Although this study provides a wealth of information about tinnitus organization, there are some limitations to the study that have to be addressed. Although the tinnitus and control groups have comparable average age ranges, they are not controlled for hearing loss. To avoid issues of statistical power in machine learning algorithms and to look at the general effects of tinnitus versus no tinnitus, a control for hearing loss was not applied. This study, however, paves way for future studies to look into groups that have a more stringent control on the inclusion criteria of the study. Second, although EEG source localization is gaining traction, it is still a statistical approximation of the sources of cortically generated potentials. Also, the method cannot reliably identify subcortical structures such as the thalamus, nucleus accumbens, amygdala, and parts of the basal ganglia that have also been shown to play an important role in tinnitus (Llinás et al., 2005; Maudoux et al., 2012; Rauschecker et al., 2010). It would be worthwhile to replicate this study using functional magnetic resonance imaging (fMRI) to confirm and add valuable information to the findings of this study. Despite these limitations, this study has the advantage of temporal resolution to look into the connections between different regions on different scales of cortical oscillations. Moreover, different connectome studies are allowing significant improvement in target selection for invasive and noninvasive brain stimulation therapies (Crossley et al., 2014), and our findings may allow an even more specific selection of target that can be tailored to the therapeutic needs of individual patients.
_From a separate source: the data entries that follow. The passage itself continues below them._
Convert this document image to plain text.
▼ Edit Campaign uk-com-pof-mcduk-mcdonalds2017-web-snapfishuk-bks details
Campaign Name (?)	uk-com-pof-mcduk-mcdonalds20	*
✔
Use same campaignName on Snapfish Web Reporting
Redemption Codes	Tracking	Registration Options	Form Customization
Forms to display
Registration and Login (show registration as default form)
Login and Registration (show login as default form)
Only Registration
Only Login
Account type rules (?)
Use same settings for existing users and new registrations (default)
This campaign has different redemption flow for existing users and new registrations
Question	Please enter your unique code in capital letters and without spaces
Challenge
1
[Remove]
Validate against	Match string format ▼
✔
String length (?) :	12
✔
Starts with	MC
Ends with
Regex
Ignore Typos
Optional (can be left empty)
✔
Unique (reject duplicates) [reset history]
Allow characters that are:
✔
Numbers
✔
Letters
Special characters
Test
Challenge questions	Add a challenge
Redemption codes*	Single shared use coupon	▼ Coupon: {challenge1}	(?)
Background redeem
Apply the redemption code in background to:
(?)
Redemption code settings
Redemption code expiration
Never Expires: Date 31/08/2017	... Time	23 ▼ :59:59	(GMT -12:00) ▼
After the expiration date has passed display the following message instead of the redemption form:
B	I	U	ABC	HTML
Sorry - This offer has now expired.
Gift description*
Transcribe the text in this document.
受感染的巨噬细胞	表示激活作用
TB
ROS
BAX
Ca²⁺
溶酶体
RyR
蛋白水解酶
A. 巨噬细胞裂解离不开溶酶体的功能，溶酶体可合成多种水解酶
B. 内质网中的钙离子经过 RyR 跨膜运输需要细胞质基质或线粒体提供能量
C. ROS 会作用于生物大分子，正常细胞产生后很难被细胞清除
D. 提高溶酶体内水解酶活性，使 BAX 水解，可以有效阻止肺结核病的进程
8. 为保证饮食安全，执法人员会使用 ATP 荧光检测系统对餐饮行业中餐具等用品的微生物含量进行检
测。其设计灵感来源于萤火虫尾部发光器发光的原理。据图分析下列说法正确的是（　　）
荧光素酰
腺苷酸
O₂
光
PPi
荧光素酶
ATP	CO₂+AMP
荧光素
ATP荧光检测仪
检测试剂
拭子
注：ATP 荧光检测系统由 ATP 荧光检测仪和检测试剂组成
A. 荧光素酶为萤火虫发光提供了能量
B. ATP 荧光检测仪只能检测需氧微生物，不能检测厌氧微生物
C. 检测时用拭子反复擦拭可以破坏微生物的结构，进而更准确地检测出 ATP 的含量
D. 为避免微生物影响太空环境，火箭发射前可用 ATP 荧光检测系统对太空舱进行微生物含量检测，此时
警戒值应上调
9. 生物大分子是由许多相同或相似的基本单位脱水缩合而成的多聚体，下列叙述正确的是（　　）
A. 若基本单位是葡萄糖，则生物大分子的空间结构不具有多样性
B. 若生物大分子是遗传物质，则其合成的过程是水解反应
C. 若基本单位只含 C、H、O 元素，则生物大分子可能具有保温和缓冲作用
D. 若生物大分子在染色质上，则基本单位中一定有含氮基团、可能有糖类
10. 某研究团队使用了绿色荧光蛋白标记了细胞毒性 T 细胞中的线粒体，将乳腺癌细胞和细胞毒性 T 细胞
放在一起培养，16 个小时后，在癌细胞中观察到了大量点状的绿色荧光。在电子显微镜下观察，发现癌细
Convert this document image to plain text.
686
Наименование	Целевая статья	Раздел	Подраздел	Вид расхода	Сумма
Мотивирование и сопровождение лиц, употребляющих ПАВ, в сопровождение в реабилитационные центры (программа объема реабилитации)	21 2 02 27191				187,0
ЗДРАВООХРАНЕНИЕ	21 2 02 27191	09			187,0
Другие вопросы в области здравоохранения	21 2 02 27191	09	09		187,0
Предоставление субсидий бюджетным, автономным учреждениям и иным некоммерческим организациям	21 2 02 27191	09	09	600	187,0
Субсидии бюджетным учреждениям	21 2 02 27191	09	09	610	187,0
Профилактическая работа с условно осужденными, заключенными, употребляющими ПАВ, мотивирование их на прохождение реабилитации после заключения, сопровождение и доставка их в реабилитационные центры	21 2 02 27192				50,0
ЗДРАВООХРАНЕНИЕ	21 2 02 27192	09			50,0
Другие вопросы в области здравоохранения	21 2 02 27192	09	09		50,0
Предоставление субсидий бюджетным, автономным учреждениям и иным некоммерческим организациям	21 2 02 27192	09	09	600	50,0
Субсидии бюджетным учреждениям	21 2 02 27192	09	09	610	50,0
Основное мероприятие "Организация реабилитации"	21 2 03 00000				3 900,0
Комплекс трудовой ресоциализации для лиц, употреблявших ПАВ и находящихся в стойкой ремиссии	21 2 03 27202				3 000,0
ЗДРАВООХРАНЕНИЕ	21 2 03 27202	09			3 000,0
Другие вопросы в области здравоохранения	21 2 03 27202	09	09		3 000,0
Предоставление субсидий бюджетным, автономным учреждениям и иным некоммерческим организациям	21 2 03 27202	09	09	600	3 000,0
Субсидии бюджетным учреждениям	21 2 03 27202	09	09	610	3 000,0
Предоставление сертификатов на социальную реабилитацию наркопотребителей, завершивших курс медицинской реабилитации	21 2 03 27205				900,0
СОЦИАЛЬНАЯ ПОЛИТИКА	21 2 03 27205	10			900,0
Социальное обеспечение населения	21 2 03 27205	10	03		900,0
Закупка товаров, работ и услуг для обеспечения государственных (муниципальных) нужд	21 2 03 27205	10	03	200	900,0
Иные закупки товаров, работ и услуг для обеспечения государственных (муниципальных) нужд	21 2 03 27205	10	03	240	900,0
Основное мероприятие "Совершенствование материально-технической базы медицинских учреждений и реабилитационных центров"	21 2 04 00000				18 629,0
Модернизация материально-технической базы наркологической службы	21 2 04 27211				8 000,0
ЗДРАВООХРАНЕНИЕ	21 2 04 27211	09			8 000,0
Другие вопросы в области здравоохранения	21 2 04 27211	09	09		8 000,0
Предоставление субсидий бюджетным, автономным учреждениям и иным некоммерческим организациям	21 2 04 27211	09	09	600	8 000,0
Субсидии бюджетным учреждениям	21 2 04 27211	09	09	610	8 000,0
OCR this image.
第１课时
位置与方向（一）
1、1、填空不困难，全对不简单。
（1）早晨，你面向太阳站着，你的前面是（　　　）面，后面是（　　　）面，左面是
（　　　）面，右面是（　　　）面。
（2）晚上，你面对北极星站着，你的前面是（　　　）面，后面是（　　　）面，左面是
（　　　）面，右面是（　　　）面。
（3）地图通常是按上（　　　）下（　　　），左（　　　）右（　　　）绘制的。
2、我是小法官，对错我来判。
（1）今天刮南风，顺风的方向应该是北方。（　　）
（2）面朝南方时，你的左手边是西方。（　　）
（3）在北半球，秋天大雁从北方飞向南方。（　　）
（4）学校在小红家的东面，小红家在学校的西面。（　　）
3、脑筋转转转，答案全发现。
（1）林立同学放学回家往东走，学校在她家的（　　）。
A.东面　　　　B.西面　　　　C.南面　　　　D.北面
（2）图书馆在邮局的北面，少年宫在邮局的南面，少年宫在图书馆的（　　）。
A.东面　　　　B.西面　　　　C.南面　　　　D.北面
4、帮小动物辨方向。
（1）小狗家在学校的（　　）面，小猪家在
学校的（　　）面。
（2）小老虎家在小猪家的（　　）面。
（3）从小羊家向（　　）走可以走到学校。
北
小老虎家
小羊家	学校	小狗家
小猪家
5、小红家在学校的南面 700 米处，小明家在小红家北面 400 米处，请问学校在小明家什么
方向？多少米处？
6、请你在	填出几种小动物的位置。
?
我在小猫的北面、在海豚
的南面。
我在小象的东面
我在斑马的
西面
Due to the integration of multimodal subnetworks, there has recently been a push for classifying patients on a symptom spectrum rather than the more standard categorical diagnoses to account for individual patient differences across a group of symptoms (Buckholtz and Meyer-Lindenberg, 2012). Coupled with recent investigations in connectome changes across the lifespan that could serve as a baseline (Cao et al., 2014), identification of separable subnetworks, along with their behavioral correlates and the quantification of alterations in connectivity strength from resting-state data, could become one of the most powerful and individualized biomarkers of neurological pathologies (Kaiser, 2013).
Conclusion
Our study shows a disorder-specific reorganization in the tinnitus network as behaviorally segregated, spatiotemporally overlapping subnetworks providing empirical evidence to the theoretical tinnitus model proposed by De Ridder and colleagues. The frequency-specific encoding of behavioral symptoms between overlapping functional modules suggests the presence of multiplexing in the brain, which allows for different types of information to be transmitted through the same anatomical connection. This type of reorganization can also be viewed as a compensation mechanism of the brain to multisymptom disorders presenting an undesired efficiency of the disease network. Specific to tinnitus, the exclusivity of the model and behavioral categorization of connections could potentially become a clinical tool that might objectively diagnose the disorder.
Footnotes
Author Disclosure Statement
No competing financial interests exist.